После, махнув лапой в варежке и обещав перезвонить, новый знакомый Тяглова удалился, видимо, всё же выпить чаю с ушедшим тренером Иванычем и поразмышлять.
Матвей торопливо привёл одежду в подобающий московскому, ныне холодному сентябрю вид и направился домой. На душе опять стало тревожно.
***
Следующие несколько дней Матвей нервничал. Чтобы занять себя чем-то полезным, рылся в интернете по футбольным сайтам, перелопатил википедию на ту же, футбольную тему, даже задумался о ежеутренних пробежках, думами это и закончилось, но старался меньше курить и вытер пыль с найденных почему-то на верхних антресолях - и как их туда только занесло - стареньких гантелей. Каждую минуту он ждал вестей от Федора Кузьмича, постоянно проверял зарядку и денежный баланс мобильника, но звонка не было.
Задним числом укорял себя за излишнюю тактичность, перешедшую в робость, не позволившую проявить настойчивость и добиться от хмурого бородача его телефонных координат. Неожиданно тянуло выйти во двор, побить по мячу в коробке, но Матвей удерживался, потому что смысла в этом не видел. И, почему-то, стеснялся. Поехать опять в Лужники не хватало духу, да и где этого Кузьмича искать? Кроме того, был в этом какой-то оттенок унижения. А унижений Матвей не терпел.
Ещё Тяглов вспоминал прошлое, потерянную семью, мечтал о встрече с сыном, - невыносимо хотелось обнять его, узнать о его жизни, проблемах, может постараться помочь чем-нибудь, да и просто увидеть. Но ни телефона сына, ни его адреса он не знал, а разыскивать избегал и раньше, опасаясь отпугнуть и окончательно всё разрушить.
Дум о будущем Матвей старательно избегал, так как ясных путей не видел. Вечерами сидел на кухне, забившись в свой привычный тесный угол и, забыв о своём намерении меньше курить, смолил одну за другой. Отвлечься не получалось, книги, что раньше спасали Матвея возможностью погрузиться в иллюзорный мир и на время забыться, - не читались, мысли вновь и вновь возвращались ко встрече в Лужниках, к чудесному и нежданному умению и, отчего-то, к прошедшим крайним пятнадцати годам жизни, к потерянной профессии, нелепым и никчемным стараниям обеспечить жизнь обречённой на развал семьи, и опять к сыну, - с горечью утраты малейшей возможности повернуть всё вспять и проводить с ним столько времени, сколько всегда хотелось.
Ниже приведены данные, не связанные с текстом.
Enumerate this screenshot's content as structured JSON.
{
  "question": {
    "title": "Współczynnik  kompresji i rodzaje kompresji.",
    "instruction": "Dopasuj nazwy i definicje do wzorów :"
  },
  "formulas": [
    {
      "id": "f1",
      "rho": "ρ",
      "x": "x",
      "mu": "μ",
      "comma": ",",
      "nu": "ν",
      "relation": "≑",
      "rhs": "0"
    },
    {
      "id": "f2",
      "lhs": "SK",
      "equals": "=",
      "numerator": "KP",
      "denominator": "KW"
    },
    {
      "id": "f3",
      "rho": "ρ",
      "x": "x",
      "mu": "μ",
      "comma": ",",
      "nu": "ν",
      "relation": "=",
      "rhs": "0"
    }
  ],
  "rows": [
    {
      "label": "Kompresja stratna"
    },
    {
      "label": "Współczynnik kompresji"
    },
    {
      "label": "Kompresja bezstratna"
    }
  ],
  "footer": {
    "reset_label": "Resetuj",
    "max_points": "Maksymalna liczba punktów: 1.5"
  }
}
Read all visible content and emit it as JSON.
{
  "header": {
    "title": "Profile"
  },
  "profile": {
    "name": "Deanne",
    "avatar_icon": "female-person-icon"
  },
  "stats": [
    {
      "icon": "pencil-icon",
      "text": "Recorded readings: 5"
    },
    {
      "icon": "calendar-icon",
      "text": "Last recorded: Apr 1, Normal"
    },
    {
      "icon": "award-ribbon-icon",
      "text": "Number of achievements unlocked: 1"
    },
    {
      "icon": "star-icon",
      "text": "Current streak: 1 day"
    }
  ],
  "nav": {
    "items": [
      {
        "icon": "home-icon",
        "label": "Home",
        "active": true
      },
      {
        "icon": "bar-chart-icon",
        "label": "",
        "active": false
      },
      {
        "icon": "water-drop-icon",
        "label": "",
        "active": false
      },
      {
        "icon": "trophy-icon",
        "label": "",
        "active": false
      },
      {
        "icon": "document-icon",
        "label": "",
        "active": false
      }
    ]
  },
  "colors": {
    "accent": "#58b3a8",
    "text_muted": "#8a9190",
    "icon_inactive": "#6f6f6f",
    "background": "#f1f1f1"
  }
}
Иногда на кухне внезапно и совершенно бесшумно возникала Петровна, Матвей открывал холодильник и накладывал ей очередную порцию всё той же квашеной капусты, лука, хлеба, нарезал сала, разводил кипятком половинку бульонного кубика. Самому в рот ничего, кроме чая и того же бульона, не лезло. Остро хотелось водки, но Матвей себя сдерживал, да и финансы не позволяли. Деньги кончатся, чем кормить себя и Петровну?
На утро Тяглов проснулся с неожиданно ясным осознанием крайней, какой-то чувственной необходимости пойти в Храм. Неподалёку, ближе к центру по проспекту, стоит замечательный, сложенный из красного кирпича Храм, посвящённый Святым мученикам. Там Матвей редко, но бывал, когда чувствовал потребность остаться наедине с Господом. Чаще бывать он почему-то стеснялся. Именно там счастливая молодая семья Матвея 15 лет назад крестила своего малыша. И там Матвею было легко и хорошо.
На улице моросил мелкий и занудливый дождик. Температура была около нуля, и потому капельки дождя расплескивались по асфальту дворовых дорожек, растекались тонкой прозрачной пленочкой и почти мгновенно замерзали. Небо было серым, хмурым, сплошь затянутым облачной пеленой. Присутствие солнышка только угадывалось.
Матвей подошел к шкафу, распахнул скрипучую дверцу и попытался мысленно составить гардероб, приличествующий походу в Храм. Вытащил рубашку, потом пиджак на вешалке, повертел в руках и повесил обратно. Вышел на кухню, закурил. Теща спала. Тяглов распахнул холодильник, вынул тарелку, изобразил на ней всегдашний набор из еды, отрезал хлеба, рядом положил вилку. Оставил на столе. Петровна проснётся, поест. Сам есть не стал. Одеться решил просто, как обычно.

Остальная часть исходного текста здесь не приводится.